Equinox Project | Thursday, April 9, 2009

To begin, I worked on the gelcoat repairs, and wetsanded each area through a variety of grits.  The filler had shrunk enough to require an additional application in many of the spots, so I repeated the color-matching process and mixed up another batch, which I eventually applied to fill the low spots.  I applied more PVA and left the repairs to cure.

Next, I installed battery strap retainers and then installed the two new batteries in their storage compartment:  one starting battery, one deep cycle house battery.  I attached the cables (I had boots to cover the terminals, but didn't put them on for the photo), and then tested the DC side of the electrical system.  Everything worked, though several non-operating devices reminded me that I had yet to install fuses in the required places:  bilge pump, depthsounder, and VHF.  I installed the required fuses.  I found one cabin light with a bad bulb, so I removed the bulb to obtain a replacement.

    

The additional parts I needed to finish up the mast work had arrived, so I continued on the mast.  I installed a new combination foredeck/masthead (i.e. steaming) light in the old location; the fixture was the same as the old as well, so installation was straightforward. 

    

Next, I installed a pair of small cheek blocks several feet above the spreaders for a retractable lazy jack system, and then pre-strung some of the lines required.  Final line-length adjustments and attachment to the boom would have to wait till the boat was rigged, but the basics were in place and ready for mast-stepping.

Finally, I washed the mast and boom with soap and water to remove grime accumulated over years of storage.  It cleaned up relatively well.

         

There was nothing to hold me back now from preparing and test-running the engine, so I began by checking and filling the fluid reservoirs as needed.  I added coolant till the heat exchanger was full, and added 2 quarts of engine oil, which filled the sump but I figured I'd need to add a bit more for the filter once the engine had run for a while.  I checked the transmission and found that it already contained fluid.

         


Finally, I added 6 gallons of diesel fuel to the tank, and manually filled the Racor filter with more fuel to help the priming process.  I double-checked all the fluid levels, checked that there was power to the engine panel, and checked all the connections one last time.  Then, I pulled the boat outside for the engine test.

    

I attached a short length of garden hose (bought specifically for this purpose, now and for future use) to the flushing port on the new sea strainer; it cleared the alternator bracket with no trouble.  I ran the hose into a bucket, which I filled with water once the boat was outdoors.  One always wants to let the engine pull water at its own rate, such as through this full bucket, and so pressurized city water should not be attached directly to the strainer inlet.

    

Past experience led me to believe that the initial fuel bleeding procedure would be so straightforward as to be nearly nonexistent, but I did a little priming of the mechanical fuel pump first for good measure, and then opened the bleed screw on the secondary fuel filter (engine-mounted).  I advanced the throttle and turned the key.  The engine caught almost immediately, but because the bleed screw was open it stalled.  Clear fuel and some air had come from the bleed, as expected, so I closed the bleed screw and cranked the engine again.  It started quickly and almost immediately smoothed out, not to exhibit now or later any further air-related fuel issues:  an impressively easy process.

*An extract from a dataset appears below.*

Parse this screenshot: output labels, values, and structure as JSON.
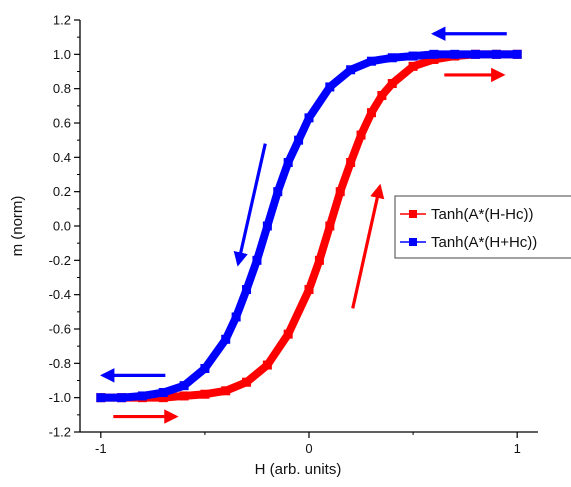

It took a couple minutes for the engine to suck enough water through to actually begin discharging from the exhaust, but I knew the pump was working properly since the water level in the bucket was drawn down, and the sea strainer was filling with water.  Eventually the cooling water made it through the entire system and to the transom outlet.

The two photos of the voltmeter show the charging voltage for battery bank 1 (first photo) and bank 2 (second photo).

         

         

At this point, after running the engine for another minute or two, I shut down to re-check the oil level and coolant reservoir.  As expected, the oil had gone down, so I added enough to bring the level back up again, and then restarted the engine.  Although I shut the engine down partway through the process to ensure that it would quickly restart with little or no throttle, as a means of determining that the fuel system had successfully expunged any air within, this time I ran the engine for 20 minutes or so, till the operating temperature came up and I was comfortable with all aspects of the installation, after checking all the exhaust connections for leaks, fuel connections for leaks, and other potential issues.  The engine idled at about 900 RPM.

Before shutting down, I ran a gallon of pink antifreeze through the raw water system, just to be safe even though hard freezes should be unlikely by now.  With the test complete, I returned the boat to the shop.


After getting re-organized indoors, I installed stainless steel chainplate deck covers and sealant at all the chainplate locations.  I secured the covers in tapped holes into the solid fiberglass surround area, and applied lots of sealant beneath to fully fill the gaps and voids and seal the chainplates against water ingress.